Here at The Learning Room we are known for our individualized 1:1 instruction. Our staff of highly trained academic coaches meets every learner where they are and helps build up their skills, strategies, and knowledge to help them achieve their academic goals. With over 50% of our students being neurodivergent, we understand that supporting neurodivergent students goes beyond academics. It's about creating an environment where they feel emotionally safe, competent, and supported. It's about reducing the stigma surrounding asking for help and ensuring that they receive the assistance they need to succeed.
Our team of experienced educators, including neurodivergent individuals themselves, is dedicated to providing holistic support. We recognize that every child is unique and requires an individualized approach. We teach students not only academic skills but also essential life skills, such as effective communication and self-advocacy.
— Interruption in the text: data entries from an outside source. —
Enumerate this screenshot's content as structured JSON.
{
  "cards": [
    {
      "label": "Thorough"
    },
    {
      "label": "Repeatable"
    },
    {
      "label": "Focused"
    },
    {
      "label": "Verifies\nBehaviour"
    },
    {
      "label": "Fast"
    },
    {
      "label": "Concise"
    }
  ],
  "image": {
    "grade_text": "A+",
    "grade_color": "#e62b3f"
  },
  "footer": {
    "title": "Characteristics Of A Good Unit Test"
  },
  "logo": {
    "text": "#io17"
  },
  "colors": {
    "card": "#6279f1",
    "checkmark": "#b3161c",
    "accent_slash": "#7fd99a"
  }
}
Consistency is key! Below are some tips to help you help your neurodivergent learner with academic, social-emotional, and essential life skills.
1. Teach Email Correspondence:
One valuable skill for neurodivergent learners is effective email communication. Many educational institutions and workplaces rely on email for various purposes. Teaching your neurodivergent child how to compose clear and concise emails can empower them to seek help, communicate with teachers, or engage in productive discussions. Provide guidance on structuring emails, including the subject line, greeting, main content, and closing. Additionally, emphasize the importance of polite and respectful language in electronic communication. This skill can boost their confidence when reaching out for assistance or engaging in collaborative projects.
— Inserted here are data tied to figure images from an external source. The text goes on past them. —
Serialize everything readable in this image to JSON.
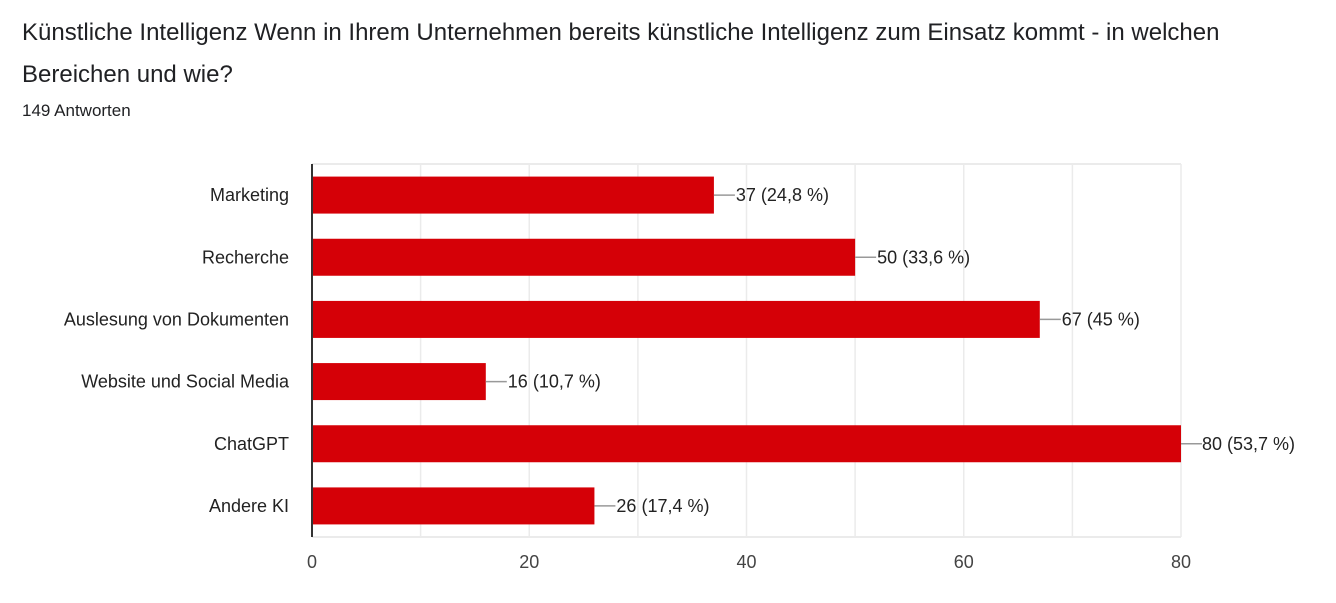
{
  "header": {
    "title": "Künstliche Intelligenz Wenn in Ihrem Unternehmen bereits künstliche Intelligenz zum Einsatz kommt - in welchen Bereichen und wie?",
    "responses": "149 Antworten"
  },
  "colors": {
    "bar": "#d50007",
    "grid": "#ebebeb",
    "axis": "#333333",
    "leader": "#999999"
  },
  "chart_data": {
    "type": "bar",
    "orientation": "horizontal",
    "title": "Künstliche Intelligenz Wenn in Ihrem Unternehmen bereits künstliche Intelligenz zum Einsatz kommt - in welchen Bereichen und wie?",
    "subtitle": "149 Antworten",
    "xlabel": "",
    "ylabel": "",
    "categories": [
      "Marketing",
      "Recherche",
      "Auslesung von Dokumenten",
      "Website und Social Media",
      "ChatGPT",
      "Andere KI"
    ],
    "values": [
      37,
      50,
      67,
      16,
      80,
      26
    ],
    "percent_labels": [
      "37 (24,8 %)",
      "50 (33,6 %)",
      "67 (45 %)",
      "16 (10,7 %)",
      "80 (53,7 %)",
      "26 (17,4 %)"
    ],
    "xlim": [
      0,
      80
    ],
    "xticks": [
      0,
      20,
      40,
      60,
      80
    ],
    "minor_grid_step": 10,
    "grid": true,
    "legend": "none"
  }
}
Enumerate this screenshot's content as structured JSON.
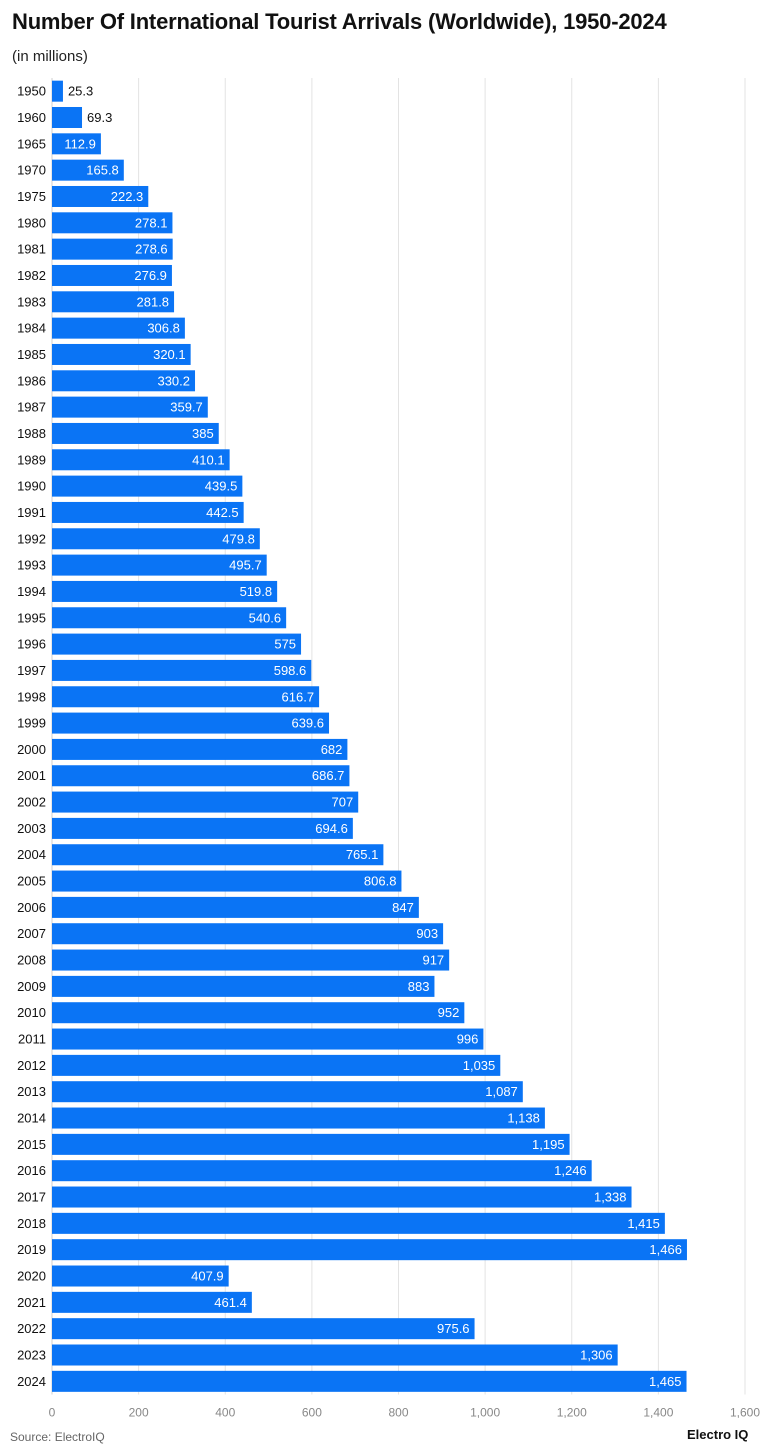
{
  "title": "Number Of International Tourist Arrivals (Worldwide), 1950-2024",
  "subtitle": "(in millions)",
  "source": "Source: ElectroIQ",
  "brand": "Electro IQ",
  "colors": {
    "bar": "#0a74f5",
    "grid": "#e3e3e3",
    "label_inside": "#ffffff",
    "label_outside": "#111111",
    "tick": "#888888"
  },
  "chart_data": {
    "type": "bar",
    "orientation": "horizontal",
    "categories": [
      "1950",
      "1960",
      "1965",
      "1970",
      "1975",
      "1980",
      "1981",
      "1982",
      "1983",
      "1984",
      "1985",
      "1986",
      "1987",
      "1988",
      "1989",
      "1990",
      "1991",
      "1992",
      "1993",
      "1994",
      "1995",
      "1996",
      "1997",
      "1998",
      "1999",
      "2000",
      "2001",
      "2002",
      "2003",
      "2004",
      "2005",
      "2006",
      "2007",
      "2008",
      "2009",
      "2010",
      "2011",
      "2012",
      "2013",
      "2014",
      "2015",
      "2016",
      "2017",
      "2018",
      "2019",
      "2020",
      "2021",
      "2022",
      "2023",
      "2024"
    ],
    "values": [
      25.3,
      69.3,
      112.9,
      165.8,
      222.3,
      278.1,
      278.6,
      276.9,
      281.8,
      306.8,
      320.1,
      330.2,
      359.7,
      385,
      410.1,
      439.5,
      442.5,
      479.8,
      495.7,
      519.8,
      540.6,
      575,
      598.6,
      616.7,
      639.6,
      682,
      686.7,
      707,
      694.6,
      765.1,
      806.8,
      847,
      903,
      917,
      883,
      952,
      996,
      1035,
      1087,
      1138,
      1195,
      1246,
      1338,
      1415,
      1466,
      407.9,
      461.4,
      975.6,
      1306,
      1465
    ],
    "value_labels": [
      "25.3",
      "69.3",
      "112.9",
      "165.8",
      "222.3",
      "278.1",
      "278.6",
      "276.9",
      "281.8",
      "306.8",
      "320.1",
      "330.2",
      "359.7",
      "385",
      "410.1",
      "439.5",
      "442.5",
      "479.8",
      "495.7",
      "519.8",
      "540.6",
      "575",
      "598.6",
      "616.7",
      "639.6",
      "682",
      "686.7",
      "707",
      "694.6",
      "765.1",
      "806.8",
      "847",
      "903",
      "917",
      "883",
      "952",
      "996",
      "1,035",
      "1,087",
      "1,138",
      "1,195",
      "1,246",
      "1,338",
      "1,415",
      "1,466",
      "407.9",
      "461.4",
      "975.6",
      "1,306",
      "1,465"
    ],
    "xlim": [
      0,
      1600
    ],
    "x_ticks": [
      0,
      200,
      400,
      600,
      800,
      1000,
      1200,
      1400,
      1600
    ],
    "x_tick_labels": [
      "0",
      "200",
      "400",
      "600",
      "800",
      "1,000",
      "1,200",
      "1,400",
      "1,600"
    ],
    "grid": true,
    "legend": "none"
  }
}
2. Avoid Overreacting to Repetitive Questions or Forgetfulness:
Neurodivergent students may ask the same question multiple times or occasionally forget instructions or information. It's crucial for parents and educators to remain patient and understanding. Instead of reacting with frustration, calmly provide the answer or gently remind them of the information. Overreacting can create anxiety and discourage them from seeking help or clarification in the future. Maintaining a supportive and non-judgmental approach creates a safe space for them to express their needs and challenges.
3. Promote Self-Advocacy Skills:
Encouraging self-advocacy is essential for neurodivergent learners. Teach them how to express their needs and preferences to teachers, peers, and support staff. Help them craft simple scripts or phrases they can use to request accommodations, ask for clarification, or communicate their feelings. By instilling self-advocacy skills, you empower neurodivergent students to take an active role in their education. Additionally, collaborate with teachers and school staff to ensure they are aware of your child's needs and provide necessary support.
4: Find Routines That Work For Them:
Neurodivergent children and adults often need systems and routines to help them stay organized. Model how to plan, begin, modify, and maintain routines for your child. Pick an age and developmentally-appropriate routine to do together for home or school life to ensure early success. As your child becomes more confident in their routine, gradually release responsibility until they can complete it independently. Remember, they may need reminders or prompts even after they begin to complete tasks independently. Stay positive and supportive! If a routine isn’t efficient or stops working, check in with your child about what to change to maintain success.
5: Don’t Expect Too Much Too Soon:
Have realistic and reasonable expectations when implementing these skills and routines with your child. Expect them to need frequent support, repetition, and guidance as they learn, grow, and change. Helping your neurodivergent child navigate these skills early and often will only increase their success down the road!